Caption: Kevin Shimmin, Union Organizer at UFCW Canada (left) and Rima Najjar protesting Tel Aviv University’s “Changemakers” event at the Marriott Hotel in Toronto, May 7, 2023
At the Marriott Hotel in Toronto where my brother and I were staying on the 7th of May 2023, we noticed posters advertising an event called “The Changemakers Evening.” The “changemaker” turned out to be Tel Aviv University (TAU) in Canada, which was marketing its Center for Nanoscience and boasting of “advancing society” and “changing the world one discovery at a time.”
Caption: TAU “Changemakers” event announcements at the Marriott Hotel in Toronto
Tel Aviv University is oblivious to the changemaking the Boycott, Divestment, Sanctions (BDS) movement demands. On its academic boycott website, BDS describes Israeli universities as “major, willing and persistent accomplices in Israel’s regime of occupation, settler-colonialism and apartheid. They are involved in developing weapon systems and military doctrines deployed in Israel’s recent war crimes in Lebanon and Gaza, justifying the ongoing colonization of Palestinian land, rationalizing gradual ethnic cleansing of indigenous Palestinians, providing moral justification for extra-judicial killings, systematically discriminating against ‘non-Jewish’ students, and other implicit and explicit violations of human rights and international law.”
For all its vaunted technological discoveries, the Center for Nanoscience has yet to make the discovery that Zionism is a fascist, racist regime.
After noticing the advertised event at the hotel and with the help of my cousins Iman and Radi Annab with whom we were having lunch that day, I made a poster and paraded it in front of the hotel at the start of the event in the early evening. The poster said, “Tel Aviv University / Want to make change? / Boycott Israeli Apartheid / Israeli Universities are complicit in the ongoing ethnic cleansing of Palestine / Israel is a racist settler-colonial regime / Free Palestine.”
The conversation I had with three of the participants from Tel Aviv University who approached me pretty much echoed the conversation I had with an Israeli couple I met in Dubai last year (See Upon encountering Israeli Jews in Dubai.)
— What do you know about Tel Aviv University?
— I am Palestinian.
— Where are you from?
— Lifta and Ijzim.
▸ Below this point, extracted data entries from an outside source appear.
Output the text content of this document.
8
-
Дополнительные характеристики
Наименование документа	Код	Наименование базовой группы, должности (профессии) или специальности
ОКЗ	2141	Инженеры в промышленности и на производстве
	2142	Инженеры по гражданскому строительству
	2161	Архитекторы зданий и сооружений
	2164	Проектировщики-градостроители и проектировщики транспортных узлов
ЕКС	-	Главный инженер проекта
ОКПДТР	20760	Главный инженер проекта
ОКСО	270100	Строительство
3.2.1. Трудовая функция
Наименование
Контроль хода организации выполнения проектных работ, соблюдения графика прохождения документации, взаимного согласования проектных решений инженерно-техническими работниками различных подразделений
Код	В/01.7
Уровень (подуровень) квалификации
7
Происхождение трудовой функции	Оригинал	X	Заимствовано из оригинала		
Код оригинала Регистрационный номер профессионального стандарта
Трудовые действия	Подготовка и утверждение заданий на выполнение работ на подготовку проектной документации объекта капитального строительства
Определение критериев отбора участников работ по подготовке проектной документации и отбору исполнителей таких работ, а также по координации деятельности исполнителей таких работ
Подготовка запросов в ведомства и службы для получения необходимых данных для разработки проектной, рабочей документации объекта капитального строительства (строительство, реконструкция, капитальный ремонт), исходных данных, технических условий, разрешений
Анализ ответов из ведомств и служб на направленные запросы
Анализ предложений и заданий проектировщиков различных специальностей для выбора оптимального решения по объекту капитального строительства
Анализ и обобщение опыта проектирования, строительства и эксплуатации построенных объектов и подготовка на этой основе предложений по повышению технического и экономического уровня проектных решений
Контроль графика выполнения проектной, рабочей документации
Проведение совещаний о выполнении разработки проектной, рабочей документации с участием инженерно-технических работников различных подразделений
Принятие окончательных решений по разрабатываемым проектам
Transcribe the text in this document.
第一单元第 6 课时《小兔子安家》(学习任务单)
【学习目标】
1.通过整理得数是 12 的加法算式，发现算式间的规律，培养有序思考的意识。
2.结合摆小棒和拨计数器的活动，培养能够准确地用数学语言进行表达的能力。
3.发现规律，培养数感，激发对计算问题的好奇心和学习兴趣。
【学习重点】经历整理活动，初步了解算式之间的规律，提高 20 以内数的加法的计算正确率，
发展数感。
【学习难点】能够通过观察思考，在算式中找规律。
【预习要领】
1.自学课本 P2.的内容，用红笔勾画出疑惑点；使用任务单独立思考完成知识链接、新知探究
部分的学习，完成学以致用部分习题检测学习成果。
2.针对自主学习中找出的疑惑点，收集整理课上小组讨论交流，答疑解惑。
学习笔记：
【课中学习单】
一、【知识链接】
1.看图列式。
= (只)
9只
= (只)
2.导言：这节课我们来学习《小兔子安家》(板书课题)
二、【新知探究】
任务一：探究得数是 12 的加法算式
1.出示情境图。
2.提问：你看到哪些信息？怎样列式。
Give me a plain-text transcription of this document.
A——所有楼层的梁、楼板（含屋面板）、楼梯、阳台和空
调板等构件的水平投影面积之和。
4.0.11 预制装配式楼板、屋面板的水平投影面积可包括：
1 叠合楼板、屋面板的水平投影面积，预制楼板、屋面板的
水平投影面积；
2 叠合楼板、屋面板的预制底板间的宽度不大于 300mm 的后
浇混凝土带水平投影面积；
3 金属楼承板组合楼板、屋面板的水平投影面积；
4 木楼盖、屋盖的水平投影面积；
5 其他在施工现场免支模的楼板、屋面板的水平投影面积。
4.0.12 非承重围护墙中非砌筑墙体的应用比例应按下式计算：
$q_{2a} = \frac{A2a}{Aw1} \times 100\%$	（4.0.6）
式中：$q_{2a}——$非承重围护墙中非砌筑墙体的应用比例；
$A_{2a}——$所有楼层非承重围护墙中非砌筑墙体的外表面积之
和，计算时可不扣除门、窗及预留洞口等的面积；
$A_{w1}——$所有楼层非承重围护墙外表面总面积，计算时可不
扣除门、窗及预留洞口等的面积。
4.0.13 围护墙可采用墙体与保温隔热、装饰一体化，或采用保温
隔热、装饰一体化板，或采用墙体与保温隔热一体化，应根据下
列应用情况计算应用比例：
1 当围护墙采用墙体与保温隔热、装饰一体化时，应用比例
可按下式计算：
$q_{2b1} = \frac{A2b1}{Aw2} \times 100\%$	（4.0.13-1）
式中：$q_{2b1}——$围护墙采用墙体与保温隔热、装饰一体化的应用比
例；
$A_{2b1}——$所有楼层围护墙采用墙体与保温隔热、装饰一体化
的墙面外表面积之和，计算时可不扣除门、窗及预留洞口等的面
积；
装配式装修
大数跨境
Where are you from?
— I mean originally.
— Tunisia, Bulgaria, Poland, Russia. Russia where there were pogroms, have you heard of pogroms?
— Yes I have and also of the Nakba. The two have nothing to do with each other.
Caption: Rima Najjar (left) and Bar Levy
Bar Levy (Tunisia/Bulgaria) with whom I had the longest conversation proclaimed himself a proud Zionist who wanted peace: He was confident, patronizing (I see in your eyes you are a nice lady) and not moved at all by anything I said but consented to have his picture taken “without the poster.”
The highlight of my one-woman protest demonstration in front of the Marriott hotel in Toronto was the encounter with one passerby who turned out to be Kevin Shimmin, Union Organizer at UFCW Canada. He, of course, was in full sympathy and solidarity and it was a pleasure to talk to him. (Twitter account: @KevinShimmin)
Israel’s dynamic and extensive high-tech innovation, the kind of innovation Tel Aviv University in Canada is boasting about, is a result of decades-long colonial ventures and regional wars. My one-woman protest gesture today falls short in highlighting the “vicious nature” of these innovations, as well as “the complicity in global atrocities, and profitability of innovation to Israel’s war economy… [and] the ways in which Israeli military forces and security companies are jointly involved in experimentation, using new weapons and unmanned devices on the Palestinian civilians.”
But I had to try.
The fact is that TAU itself is not the source of innovation. It is the Israeli military that recruits graduates to do the work and pours money into it. Tel Aviv University is not only complicit; it is also a fig leaf for the Israeli military.
Note: First published on Medium
Rima Najjar is a Palestinian whose father’s side of the family comes from the forcibly depopulated village of Lifta on the western outskirts of Jerusalem and whose mother’s side of the family is from Ijzim, south of Haifa. She is an activist, researcher and retired professor of English literature, Al-Quds University, occupied West Bank.